Researchers at the University of Alabama at Birmingham (UAB) recently revealed a potential new therapy for a subtype of breast cancer, the HER2+ (human epidermal growth factor receptor 2). The study was recently published in the journal Breast Cancer Research and Treatment and is entitled “PARP1 and phospho-p65 protein expression is increased in human HER2-positive breast cancers.”
It is estimated that, apart from skin cancer, breast cancer is the most commonly diagnosed cancer among American women, affecting more than 230,000 individuals every year. The death rate in women associated with breast cancer is higher than any other cancer, except for lung cancer. 1 in every 8 American women is predicted to develop invasive breast cancer over the course of her lifetime.
There are five different subtypes of breast cancer: HER2-enriched (or HER2+), triple negative (or basal), luminal A, luminal B and unclassified. Each of these subtypes is characterized by a distinct disease, biology, treatment response and progression. A deeper understanding of these differences will allow a more effective and personalized treatment.

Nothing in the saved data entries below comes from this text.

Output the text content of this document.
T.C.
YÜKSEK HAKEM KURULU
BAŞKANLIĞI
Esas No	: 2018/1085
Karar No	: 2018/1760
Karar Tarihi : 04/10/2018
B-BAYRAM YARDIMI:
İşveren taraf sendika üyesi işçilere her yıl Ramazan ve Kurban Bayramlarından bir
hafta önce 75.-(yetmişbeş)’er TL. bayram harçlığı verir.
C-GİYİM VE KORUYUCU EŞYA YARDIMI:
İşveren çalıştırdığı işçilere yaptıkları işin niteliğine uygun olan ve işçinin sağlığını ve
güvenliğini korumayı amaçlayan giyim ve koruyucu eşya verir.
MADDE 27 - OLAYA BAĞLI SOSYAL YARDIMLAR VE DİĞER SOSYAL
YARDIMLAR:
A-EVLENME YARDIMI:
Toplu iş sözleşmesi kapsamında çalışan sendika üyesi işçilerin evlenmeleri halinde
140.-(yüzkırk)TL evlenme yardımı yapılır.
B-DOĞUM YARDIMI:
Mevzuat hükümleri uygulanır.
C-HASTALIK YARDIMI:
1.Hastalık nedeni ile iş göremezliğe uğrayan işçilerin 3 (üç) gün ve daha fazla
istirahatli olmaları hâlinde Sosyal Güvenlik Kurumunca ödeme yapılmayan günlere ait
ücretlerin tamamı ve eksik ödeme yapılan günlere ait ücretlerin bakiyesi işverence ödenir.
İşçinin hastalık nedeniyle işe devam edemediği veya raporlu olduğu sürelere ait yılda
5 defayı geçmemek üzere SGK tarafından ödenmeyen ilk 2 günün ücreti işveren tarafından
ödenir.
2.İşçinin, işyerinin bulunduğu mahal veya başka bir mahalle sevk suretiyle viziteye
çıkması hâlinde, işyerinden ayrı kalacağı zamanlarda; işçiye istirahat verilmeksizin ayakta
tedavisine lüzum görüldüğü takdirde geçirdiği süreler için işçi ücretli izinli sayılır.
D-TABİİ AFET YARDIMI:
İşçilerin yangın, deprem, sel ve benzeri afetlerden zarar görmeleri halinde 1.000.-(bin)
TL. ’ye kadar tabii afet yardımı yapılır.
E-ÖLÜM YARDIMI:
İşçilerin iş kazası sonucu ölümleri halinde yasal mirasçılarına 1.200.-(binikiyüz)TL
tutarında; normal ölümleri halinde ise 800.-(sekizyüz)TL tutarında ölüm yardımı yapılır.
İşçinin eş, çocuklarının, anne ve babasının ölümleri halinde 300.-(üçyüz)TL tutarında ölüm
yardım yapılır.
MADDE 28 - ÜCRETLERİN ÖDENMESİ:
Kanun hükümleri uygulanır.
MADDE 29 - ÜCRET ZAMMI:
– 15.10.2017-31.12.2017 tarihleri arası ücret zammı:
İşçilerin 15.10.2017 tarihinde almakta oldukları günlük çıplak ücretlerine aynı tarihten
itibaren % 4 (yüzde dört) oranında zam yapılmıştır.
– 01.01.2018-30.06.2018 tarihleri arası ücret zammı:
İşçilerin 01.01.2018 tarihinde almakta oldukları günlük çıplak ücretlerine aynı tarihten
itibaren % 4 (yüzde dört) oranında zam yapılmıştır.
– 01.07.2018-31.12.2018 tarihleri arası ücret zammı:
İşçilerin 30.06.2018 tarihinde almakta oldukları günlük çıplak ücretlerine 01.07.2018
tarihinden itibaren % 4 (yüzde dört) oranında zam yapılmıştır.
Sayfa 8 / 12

Previous studies have shown that triple negative breast cancers express high levels of the DNA repair enzyme PARP1 [poly (ADP-ribose) polymerase 1] and that they are sensitive to PARP inhibitors. UAB researchers have reported in 2012 that HER2+ breast cancer cells are also sensitive to PARP inhibitors by interfering with NF-kappaB (nuclear factor kappa-light-chain-enhancer of activated B cells) pathway, which is linked to DNA transcription, the first step in gene expression where the DNA is copied into RNA. Abnormal NF-kappaB regulation has been associated to cancer development and aggressiveness.
In the present study, the research team analyzed breast cancer tissue samples from 307 patients who had been diagnosed with either HER2+ (93 patients), triple negative (132 patients) or luminal (82 patients) breast cancers at UAB between 1999 and 2012. The levels of PARP1protein were assessed, together with phopho-p65 protein, which is a marker of activated NF-kappaB.
Researchers found that HER2+ and triple negative breast cancers, but not luminal cancers, expressed high levels of PARP1. HER2+ cancers were found to be three times more likely than HER- to have high PARP1 levels. The team also found that HER2+ cancers had a higher expression of phospho-p65 protein in comparison to HER- cancers. A direct correlation between PARP1 and phospho-p65 was found, suggesting that these two proteins are expressed in a coordinated manner.
The team concluded that HER2+ breast cancers have high expression of PARP1 and phospho-p65 proteins, and that PARP inhibitors could be considered a viable therapy for this type of breast cancer that has a fairly poor prognosis.
“Whether elevated PARP1 and phospho-p65 levels can serve as a potential marker of PARP inhibitor sensitivity should be tested in future clinical trials,” concluded the authors. Different PARP inhibitors from several manufacturers are currently being tested in clinical trials, and the U.S. Food and Drug Administration (FDA) has already approved one PARP inhibitor (Lynparza or olaparib) for patients with advanced ovarian cancer.